Many lawmakers “just don’t think climate change is real,” said Andrew Melnykovych, the recently retired Public Service Commission spokesman.

For Gov. Beshear’s part, he does not often talk in public about climate change. He  has an energy policy that does not include the term and was criticized last year for wondering why his state had been hammered by repeated extreme weather—flooding and tornadoes—that killed his constituents by the dozens. 

Still, a recent Morning Consult poll ranks Beshear as the most popular Democratic governor in the country as he faces re-election this year—in a state that Republican Donald Trump, with his aggressive fossil fuel agenda, won by 26 percentage points. Last week Beshear made the political calculation to not sign, or veto, SB4, and allowed it to become law. A spokeswoman declined to comment.

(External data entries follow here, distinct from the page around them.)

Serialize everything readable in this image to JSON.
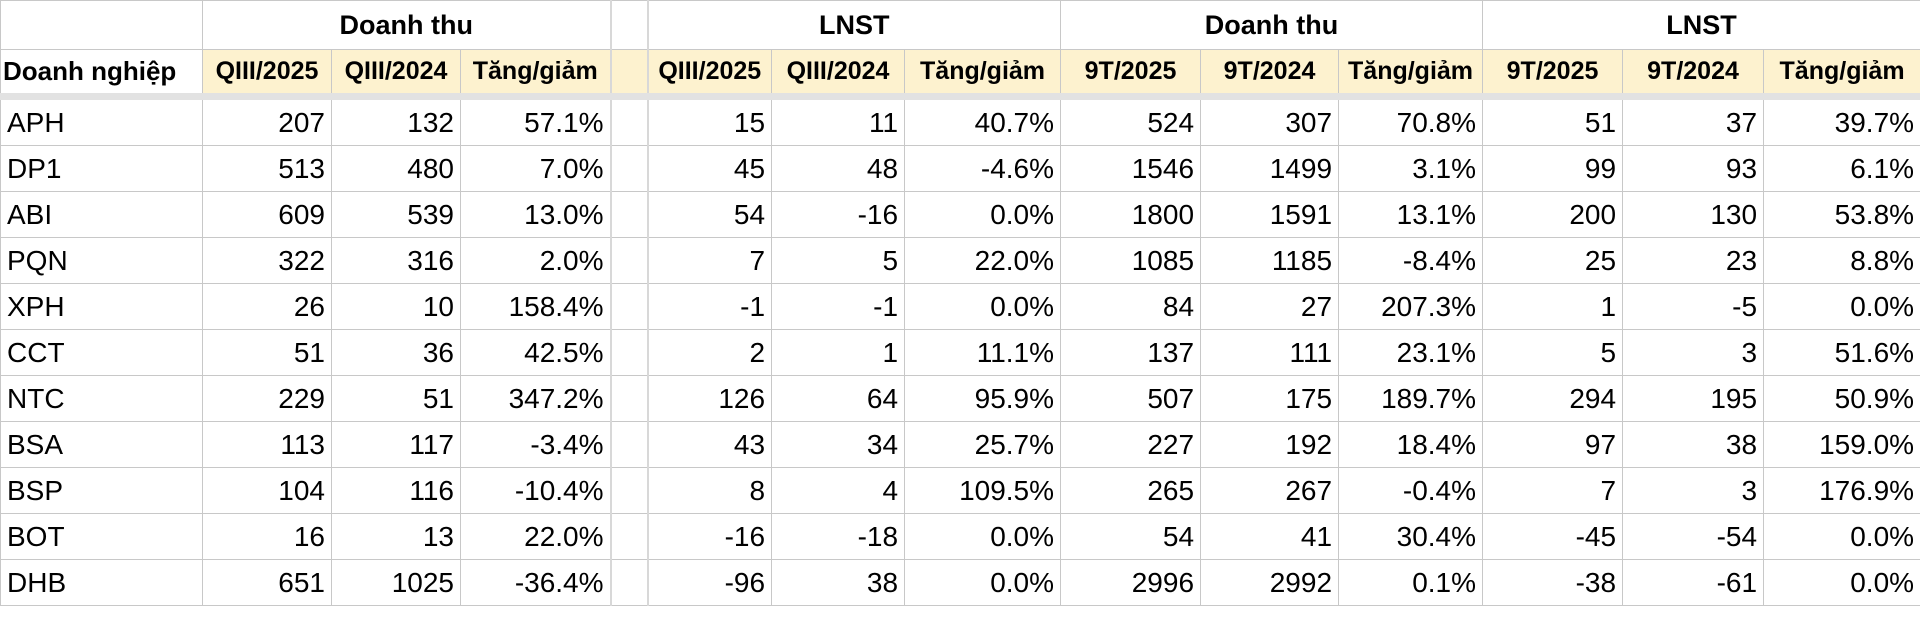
{
  "header": {
    "groups": [
      "Doanh thu",
      "LNST",
      "Doanh thu",
      "LNST"
    ],
    "columns": [
      "Doanh nghiệp",
      "QIII/2025",
      "QIII/2024",
      "Tăng/giảm",
      "QIII/2025",
      "QIII/2024",
      "Tăng/giảm",
      "9T/2025",
      "9T/2024",
      "Tăng/giảm",
      "9T/2025",
      "9T/2024",
      "Tăng/giảm"
    ]
  },
  "table": {
    "rows": [
      [
        "APH",
        "207",
        "132",
        "57.1%",
        "15",
        "11",
        "40.7%",
        "524",
        "307",
        "70.8%",
        "51",
        "37",
        "39.7%"
      ],
      [
        "DP1",
        "513",
        "480",
        "7.0%",
        "45",
        "48",
        "-4.6%",
        "1546",
        "1499",
        "3.1%",
        "99",
        "93",
        "6.1%"
      ],
      [
        "ABI",
        "609",
        "539",
        "13.0%",
        "54",
        "-16",
        "0.0%",
        "1800",
        "1591",
        "13.1%",
        "200",
        "130",
        "53.8%"
      ],
      [
        "PQN",
        "322",
        "316",
        "2.0%",
        "7",
        "5",
        "22.0%",
        "1085",
        "1185",
        "-8.4%",
        "25",
        "23",
        "8.8%"
      ],
      [
        "XPH",
        "26",
        "10",
        "158.4%",
        "-1",
        "-1",
        "0.0%",
        "84",
        "27",
        "207.3%",
        "1",
        "-5",
        "0.0%"
      ],
      [
        "CCT",
        "51",
        "36",
        "42.5%",
        "2",
        "1",
        "11.1%",
        "137",
        "111",
        "23.1%",
        "5",
        "3",
        "51.6%"
      ],
      [
        "NTC",
        "229",
        "51",
        "347.2%",
        "126",
        "64",
        "95.9%",
        "507",
        "175",
        "189.7%",
        "294",
        "195",
        "50.9%"
      ],
      [
        "BSA",
        "113",
        "117",
        "-3.4%",
        "43",
        "34",
        "25.7%",
        "227",
        "192",
        "18.4%",
        "97",
        "38",
        "159.0%"
      ],
      [
        "BSP",
        "104",
        "116",
        "-10.4%",
        "8",
        "4",
        "109.5%",
        "265",
        "267",
        "-0.4%",
        "7",
        "3",
        "176.9%"
      ],
      [
        "BOT",
        "16",
        "13",
        "22.0%",
        "-16",
        "-18",
        "0.0%",
        "54",
        "41",
        "30.4%",
        "-45",
        "-54",
        "0.0%"
      ],
      [
        "DHB",
        "651",
        "1025",
        "-36.4%",
        "-96",
        "38",
        "0.0%",
        "2996",
        "2992",
        "0.1%",
        "-38",
        "-61",
        "0.0%"
      ]
    ]
  }
}
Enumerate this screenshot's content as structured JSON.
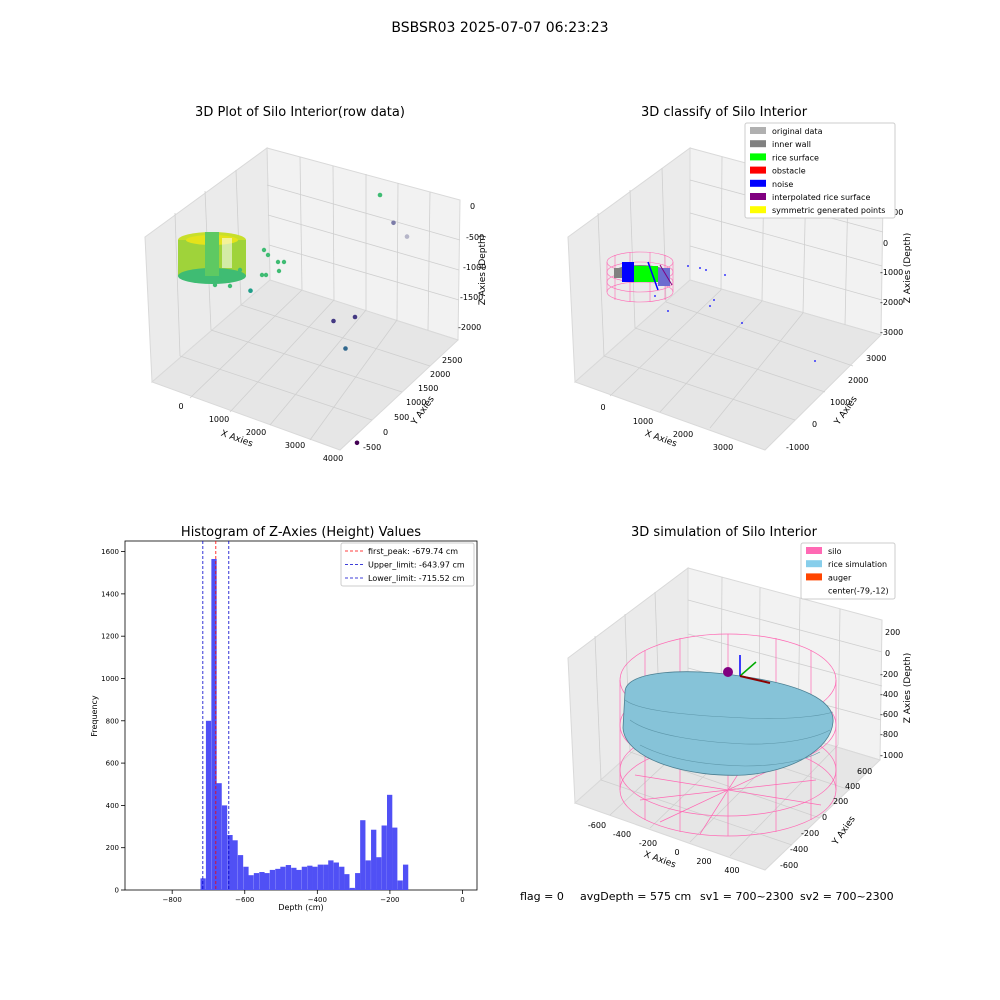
{
  "figure": {
    "suptitle": "BSBSR03 2025-07-07 06:23:23",
    "footer": {
      "flag": "flag = 0",
      "avg_depth": "avgDepth = 575 cm",
      "sv1": "sv1 = 700~2300",
      "sv2": "sv2 = 700~2300"
    }
  },
  "chart_data": [
    {
      "type": "scatter3d",
      "title": "3D Plot of Silo Interior(row data)",
      "xlabel": "X Axies",
      "ylabel": "Y Axies",
      "zlabel": "Z Axies (Depth)",
      "x_ticks": [
        "0",
        "1000",
        "2000",
        "3000",
        "4000"
      ],
      "y_ticks": [
        "-500",
        "0",
        "500",
        "1000",
        "1500",
        "2000",
        "2500"
      ],
      "z_ticks": [
        "0",
        "-500",
        "-1000",
        "-1500",
        "-2000"
      ],
      "colors": {
        "high": "#d8e219",
        "mid": "#3fbc73",
        "low": "#440154"
      },
      "points": [
        {
          "x": 3900,
          "y": -200,
          "z": -2100,
          "color": "#440154"
        },
        {
          "x": 2500,
          "y": 700,
          "z": -1700,
          "color": "#31688e"
        },
        {
          "x": 2000,
          "y": 900,
          "z": -1550,
          "color": "#443983"
        },
        {
          "x": 2300,
          "y": 1000,
          "z": -1520,
          "color": "#443983"
        },
        {
          "x": 2300,
          "y": 1800,
          "z": -1000,
          "color": "#b5b5c8"
        },
        {
          "x": 1900,
          "y": 1900,
          "z": -950,
          "color": "#7c7ca8"
        },
        {
          "x": 1500,
          "y": 2000,
          "z": -700,
          "color": "#3fbc73"
        },
        {
          "x": 600,
          "y": 700,
          "z": -1200,
          "color": "#1f9e89"
        }
      ]
    },
    {
      "type": "scatter3d",
      "title": "3D classify of Silo Interior",
      "xlabel": "X Axies",
      "ylabel": "Y Axies",
      "zlabel": "Z Axies (Depth)",
      "x_ticks": [
        "0",
        "1000",
        "2000",
        "3000"
      ],
      "y_ticks": [
        "-1000",
        "0",
        "1000",
        "2000",
        "3000"
      ],
      "z_ticks": [
        "1000",
        "0",
        "-1000",
        "-2000",
        "-3000"
      ],
      "legend_position": "top-right",
      "legend": [
        {
          "label": "original data",
          "color": "#b0b0b0"
        },
        {
          "label": "inner wall",
          "color": "#808080"
        },
        {
          "label": "rice surface",
          "color": "#00ff00"
        },
        {
          "label": "obstacle",
          "color": "#ff0000"
        },
        {
          "label": "noise",
          "color": "#0000ff"
        },
        {
          "label": "interpolated rice surface",
          "color": "#800080"
        },
        {
          "label": "symmetric generated points",
          "color": "#ffff00"
        }
      ]
    },
    {
      "type": "bar",
      "title": "Histogram of Z-Axies (Height) Values",
      "xlabel": "Depth (cm)",
      "ylabel": "Frequency",
      "xlim": [
        -930,
        40
      ],
      "ylim": [
        0,
        1650
      ],
      "x_ticks": [
        -800,
        -600,
        -400,
        -200,
        0
      ],
      "y_ticks": [
        0,
        200,
        400,
        600,
        800,
        1000,
        1200,
        1400,
        1600
      ],
      "bar_color": "#5050f5",
      "bin_width": 14.6,
      "bins": [
        {
          "x": -722,
          "value": 55
        },
        {
          "x": -707,
          "value": 800
        },
        {
          "x": -692,
          "value": 1565
        },
        {
          "x": -678,
          "value": 505
        },
        {
          "x": -663,
          "value": 400
        },
        {
          "x": -648,
          "value": 260
        },
        {
          "x": -634,
          "value": 235
        },
        {
          "x": -619,
          "value": 165
        },
        {
          "x": -604,
          "value": 110
        },
        {
          "x": -590,
          "value": 70
        },
        {
          "x": -575,
          "value": 80
        },
        {
          "x": -560,
          "value": 85
        },
        {
          "x": -546,
          "value": 80
        },
        {
          "x": -531,
          "value": 95
        },
        {
          "x": -516,
          "value": 100
        },
        {
          "x": -502,
          "value": 110
        },
        {
          "x": -487,
          "value": 118
        },
        {
          "x": -472,
          "value": 105
        },
        {
          "x": -458,
          "value": 95
        },
        {
          "x": -443,
          "value": 110
        },
        {
          "x": -428,
          "value": 115
        },
        {
          "x": -414,
          "value": 110
        },
        {
          "x": -399,
          "value": 120
        },
        {
          "x": -384,
          "value": 120
        },
        {
          "x": -370,
          "value": 140
        },
        {
          "x": -355,
          "value": 130
        },
        {
          "x": -340,
          "value": 110
        },
        {
          "x": -326,
          "value": 75
        },
        {
          "x": -311,
          "value": 10
        },
        {
          "x": -296,
          "value": 80
        },
        {
          "x": -282,
          "value": 330
        },
        {
          "x": -267,
          "value": 140
        },
        {
          "x": -252,
          "value": 285
        },
        {
          "x": -238,
          "value": 155
        },
        {
          "x": -223,
          "value": 305
        },
        {
          "x": -208,
          "value": 450
        },
        {
          "x": -194,
          "value": 295
        },
        {
          "x": -179,
          "value": 45
        },
        {
          "x": -164,
          "value": 120
        }
      ],
      "vlines": [
        {
          "label": "first_peak: -679.74 cm",
          "x": -679.74,
          "color": "#ff0000"
        },
        {
          "label": "Upper_limit: -643.97 cm",
          "x": -643.97,
          "color": "#0000cc"
        },
        {
          "label": "Lower_limit: -715.52 cm",
          "x": -715.52,
          "color": "#0000cc"
        }
      ],
      "legend_position": "top-right"
    },
    {
      "type": "surface3d",
      "title": "3D simulation of Silo Interior",
      "xlabel": "X Axies",
      "ylabel": "Y Axies",
      "zlabel": "Z Axies (Depth)",
      "x_ticks": [
        "-600",
        "-400",
        "-200",
        "0",
        "200",
        "400"
      ],
      "y_ticks": [
        "-600",
        "-400",
        "-200",
        "0",
        "200",
        "400",
        "600"
      ],
      "z_ticks": [
        "200",
        "0",
        "-200",
        "-400",
        "-600",
        "-800",
        "-1000"
      ],
      "legend_position": "top-right",
      "legend": [
        {
          "label": "silo",
          "color": "#ff69b4"
        },
        {
          "label": "rice simulation",
          "color": "#87ceeb"
        },
        {
          "label": "auger",
          "color": "#ff4500"
        },
        {
          "label": "center(-79,-12)",
          "color": "none"
        }
      ]
    }
  ]
}
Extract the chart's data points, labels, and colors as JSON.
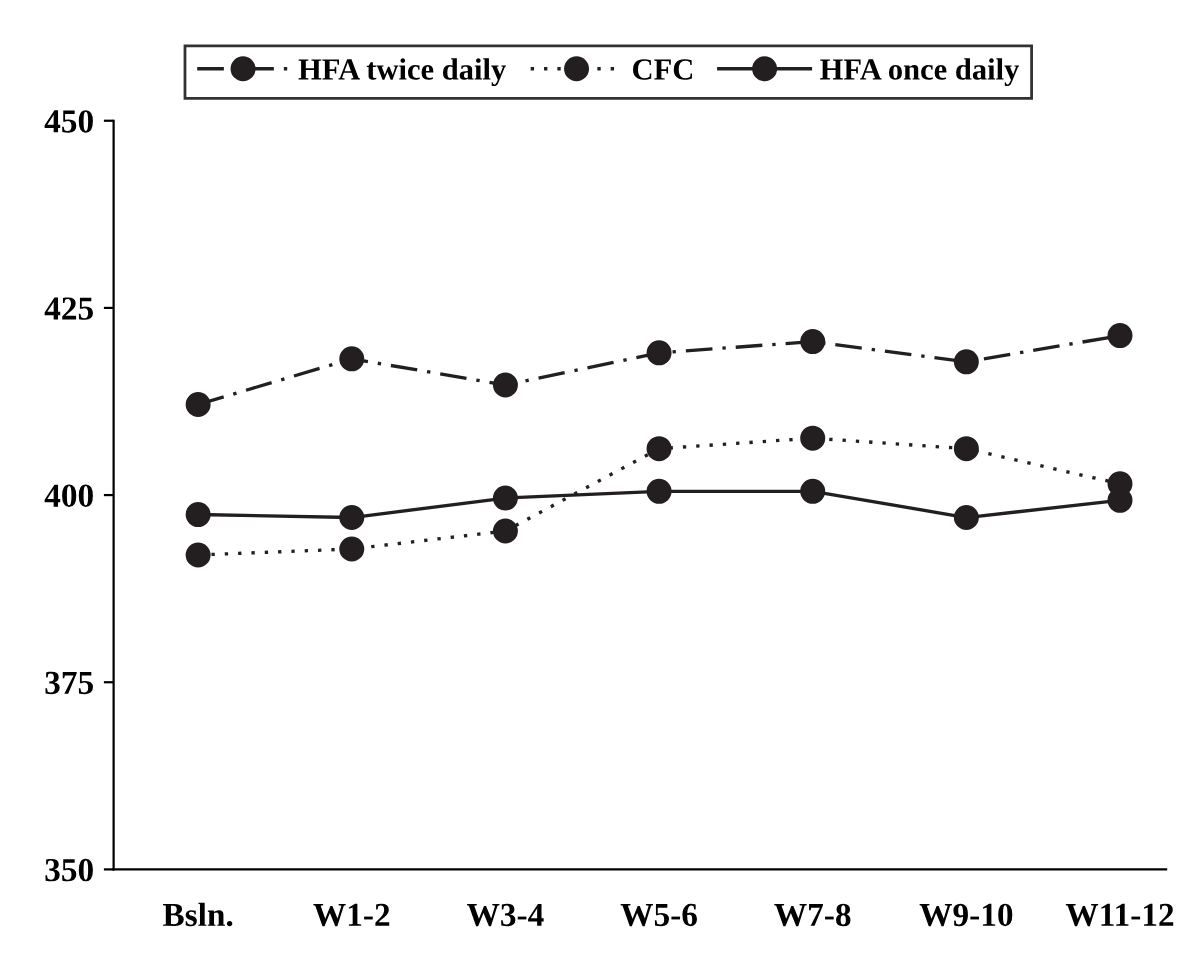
{
  "chart_data": {
    "type": "line",
    "categories": [
      "Bsln.",
      "W1-2",
      "W3-4",
      "W5-6",
      "W7-8",
      "W9-10",
      "W11-12"
    ],
    "series": [
      {
        "name": "HFA twice daily",
        "color": "#231f20",
        "line_style": "dashdot",
        "values": [
          412.1,
          418.2,
          414.7,
          419.0,
          420.5,
          417.8,
          421.3
        ]
      },
      {
        "name": "CFC",
        "color": "#231f20",
        "line_style": "dotted",
        "values": [
          392.0,
          392.8,
          395.2,
          406.2,
          407.6,
          406.2,
          401.5
        ]
      },
      {
        "name": "HFA once daily",
        "color": "#231f20",
        "line_style": "solid",
        "values": [
          397.4,
          397.0,
          399.6,
          400.5,
          400.5,
          397.0,
          399.3
        ]
      }
    ],
    "ylim": [
      350,
      450
    ],
    "yticks": [
      350,
      375,
      400,
      425,
      450
    ],
    "marker": "circle",
    "grid": false,
    "legend": "top"
  }
}
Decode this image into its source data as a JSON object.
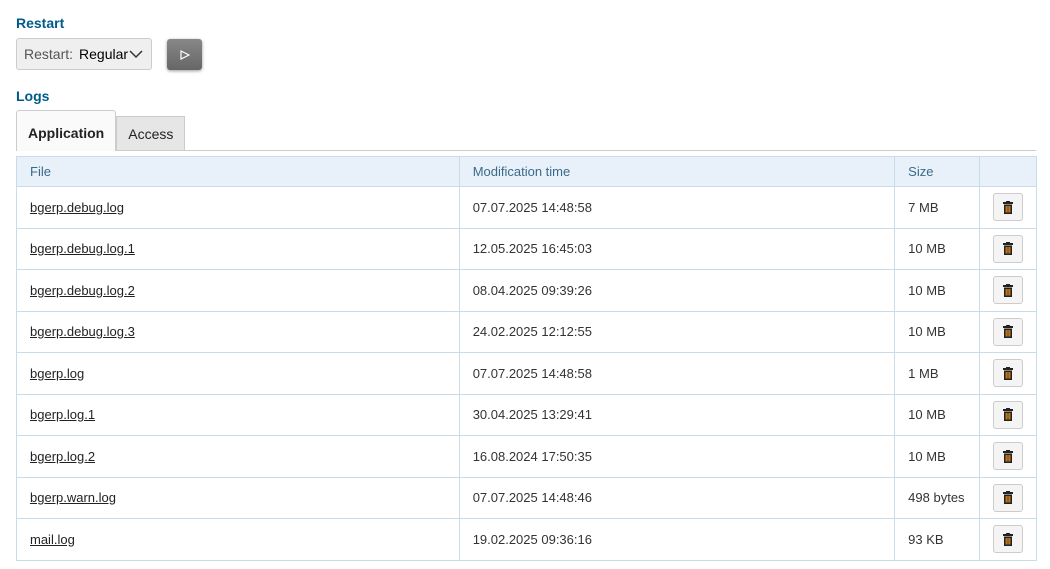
{
  "restart": {
    "heading": "Restart",
    "label": "Restart:",
    "value": "Regular",
    "run_icon": "play-icon"
  },
  "logs": {
    "heading": "Logs",
    "tabs": [
      {
        "label": "Application",
        "active": true
      },
      {
        "label": "Access",
        "active": false
      }
    ],
    "columns": [
      "File",
      "Modification time",
      "Size",
      ""
    ],
    "rows": [
      {
        "file": "bgerp.debug.log",
        "time": "07.07.2025 14:48:58",
        "size": "7 MB"
      },
      {
        "file": "bgerp.debug.log.1",
        "time": "12.05.2025 16:45:03",
        "size": "10 MB"
      },
      {
        "file": "bgerp.debug.log.2",
        "time": "08.04.2025 09:39:26",
        "size": "10 MB"
      },
      {
        "file": "bgerp.debug.log.3",
        "time": "24.02.2025 12:12:55",
        "size": "10 MB"
      },
      {
        "file": "bgerp.log",
        "time": "07.07.2025 14:48:58",
        "size": "1 MB"
      },
      {
        "file": "bgerp.log.1",
        "time": "30.04.2025 13:29:41",
        "size": "10 MB"
      },
      {
        "file": "bgerp.log.2",
        "time": "16.08.2024 17:50:35",
        "size": "10 MB"
      },
      {
        "file": "bgerp.warn.log",
        "time": "07.07.2025 14:48:46",
        "size": "498 bytes"
      },
      {
        "file": "mail.log",
        "time": "19.02.2025 09:36:16",
        "size": "93 KB"
      }
    ]
  }
}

Mura said federal incentives in the 2021 Infrastructure Investment and Jobs Act and last year’s Inflation Reduction Act have the potential to change the state’s renewable generation landscape significantly. Indeed, the state has an opportunity to change course, said Aaron Brickman of RMI, who works on the intersection of economic development and clean energy. Beshear has shown himself to be pragmatic in seeking some clean energy investments, including several battery plants being built for use in electric vehicles, Brickman said.

And, he said, the federal legislation means that investments in renewable energy are going to grow substantially, which gives every state a chance to make up for lost time.  “It doesn’t matter what you think about clean energy, or what you thought of it before,” he said. “What you’re focusing on now is the jobs and economic development.”

Still, Kentucky has lost out on years of economic investment by renewable energy developers, said McDonald, the clean energy advocate and consultant.

The Synapse report from a decade ago estimated that over 10 years, a renewable energy standard in Kentucky could create more than 28,000 jobs, adding $1.5 billion to gross state product once fully implemented in 2022, while putting downward pressure on rising electric bills.

Nevertheless, McDonald is hopeful. “In the world around Kentucky, there is so much momentum,” he said. “At a certain point,” the constituents of Kentucky lawmakers who have stood by coal “may see they have better options.”